By Alyssa Ayres, Special to CNN
Editor’s note: Alyssa Ayres is senior fellow for India, Pakistan, and South Asia at the Council on Foreign Relations. She served as deputy assistant secretary of state for South Asia during 2010-2013. You can follow her @. The views expressed are her own.
Today marks the one-year anniversary of the Rana Plaza tragedy in Dhaka, in which more than 1,100 workers perished when the concrete building they were working in collapsed on them. The accident – the world’s worst in the garment industry – focused Bangladeshi minds on the urgent need to improve workplace safety. It also compelled governments, especially the United States and EU, as well as international buyers and retailers sourcing from Bangladesh, to address the issue, resulting in several important public-private commitments to support better working conditions in Bangladesh.
But a year later, despite substantial improvement in raising wages and getting factory inspections underway, progress remains patchy. Indeed, it is increasingly clear that unless Bangladesh moves quickly to truly transform safety conditions in the garment industry, buyers will shift their orders elsewhere.

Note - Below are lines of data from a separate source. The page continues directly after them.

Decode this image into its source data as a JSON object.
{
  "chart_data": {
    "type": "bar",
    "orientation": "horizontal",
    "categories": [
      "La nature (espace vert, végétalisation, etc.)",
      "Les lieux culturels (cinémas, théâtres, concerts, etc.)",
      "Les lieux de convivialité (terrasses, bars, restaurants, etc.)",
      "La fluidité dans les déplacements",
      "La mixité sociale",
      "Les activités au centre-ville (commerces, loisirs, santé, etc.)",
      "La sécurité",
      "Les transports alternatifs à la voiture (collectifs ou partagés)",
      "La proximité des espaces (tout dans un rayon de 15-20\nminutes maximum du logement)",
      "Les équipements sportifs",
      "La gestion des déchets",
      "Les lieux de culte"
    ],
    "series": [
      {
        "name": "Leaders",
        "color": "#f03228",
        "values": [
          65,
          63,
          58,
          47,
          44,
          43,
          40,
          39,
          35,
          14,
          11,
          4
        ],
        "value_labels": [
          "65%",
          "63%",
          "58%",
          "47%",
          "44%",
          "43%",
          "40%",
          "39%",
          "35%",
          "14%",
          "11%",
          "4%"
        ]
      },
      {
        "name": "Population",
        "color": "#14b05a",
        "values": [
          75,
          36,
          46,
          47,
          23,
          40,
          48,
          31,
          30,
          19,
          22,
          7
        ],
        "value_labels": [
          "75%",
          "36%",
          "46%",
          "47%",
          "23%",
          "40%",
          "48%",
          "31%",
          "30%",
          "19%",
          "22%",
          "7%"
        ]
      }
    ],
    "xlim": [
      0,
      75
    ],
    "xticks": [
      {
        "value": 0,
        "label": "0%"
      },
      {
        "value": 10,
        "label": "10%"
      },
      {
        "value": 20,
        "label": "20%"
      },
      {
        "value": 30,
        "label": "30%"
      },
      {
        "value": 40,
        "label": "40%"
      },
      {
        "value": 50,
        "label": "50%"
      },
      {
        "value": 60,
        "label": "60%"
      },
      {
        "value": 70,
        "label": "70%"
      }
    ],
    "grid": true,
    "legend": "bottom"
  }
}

No one who has seen the poignant image of the Rana Plaza couple uncovered from the rubble, embracing in death, can remain unmoved by the tragedy that befell so many workers. But this association of Bangladesh with factory tragedy has overshadowed arguably the most important lesson of its garment industry: despite its clear problems, the ready-made garment (or RMG) sector has contributed handsomely to Bangladesh’s economic growth, and provided livelihoods for some four million Bangladeshis, mainly women.
Bangladeshis refer to their focus on export-driven employment as “trade, not aid,” and garment exports account for nearly 80 percent of the country’s total, according to the latest figures from the Bangladesh Garment Manufacturers Export Association. Certainly, the Bangladeshi spirit of entrepreneurship took this sector from a few hundred factories employing 120,000 people in 1984, to more than 5,600 factories employing four million by 2013. Thanks in part to garment exports, Bangladesh’s economy has grown at around 5 to 6 percent annually for most of the past twenty years, and has emerged as the world’s number two garment exporter, second only to China. Contrast this with Pakistan’s chronic woes, and this South Asian success story shows how a focus on entrepreneurship, economic activity, and employment delivers real gains to citizens.
Yet Bangladesh’s rapid growth took place in a context of relatively limited inspections and often porous governance. The owner of Rana Plaza, currently in jail pending trial, allegedly evaded zoning regulations by taking permission to construct the building from a municipal body without the authority to grant it. He also allegedly added additional stories, illegally, to the structure. Even when large cracks appeared in the building, factory owners reportedly insisted that workers stay on the job.
It’s precisely these problems that Bangladesh’s new labor law, combined with the Bangladesh Accord on Fire and Building Safety, the Alliance for Bangladesh Worker Safety, and the EU-Bangladesh-International Labor Organization Sustainability Compact, all promise to redress.
Since last April, Bangladesh has raised wages some 79 percent in the garment industry, to a total of $68 per month, and allowed unions to form. Major European and American companies have signed onto the Accord and the Alliance, and begun intensive factory inspections along with offering suppliers substantial financing to make needed repairs. Through Bangladesh’s actions on its labor law, it at last became eligible for an ILO-IFC “Better Work” program, which entitles it to factory compliance assessments, training, and expert advice.
This is all good news, but much more remains to be done. Last month, factory inspection reports released by the Accord have detailed failings such as inadequate (non-fire-rated) doors and collapsible gates with locks along fire exits, insufficient sprinkler systems, and loads too heavy for building structures. Inspected factories supplying companies signatory to the Accord and the Alliance are asked to undergo targeted remediation to meet safety standards, which will be an intensive focus in coming months.
At this point, Bangladesh needs to move faster to redress safety problems. Its garment exports are slowing – with year over year growth in January (7.1 percent) at one-quarter of that tracked in November, according to Reuters. Some of this is attributed to higher wages, but a reputation for poor safety standards doesn’t help. Indeed, even before the Rana Plaza collapse, following a factory fire in November 2012, Disney revised its licensing guidelines such that Bangladesh (among other countries) no longer appeared on their list of permitted sourcing countries.
With short global business cycles and ethics a crucial part of brand identities and consumer awareness, Bangladesh cannot afford to lose retailers’ confidence that the industry can safely source from its factories. While structural flaws in buildings will take time to fix, a year after Rana Plaza inspectors should not be finding inadequate fire doors – the most basic and known required safety standard.
Bangladesh is racing against a fast-moving, highly globalized sector, and failings will send the market a signal to diversify elsewhere, as appears to be happening. Only if Dhaka can shore up “Brand Bangladesh” to signal quality garments produced in safe conditions will the Rana Plaza tragedy have proven to be the catalyst necessary to make the changes for future entrepreneurial success. That’s what the victims deserve.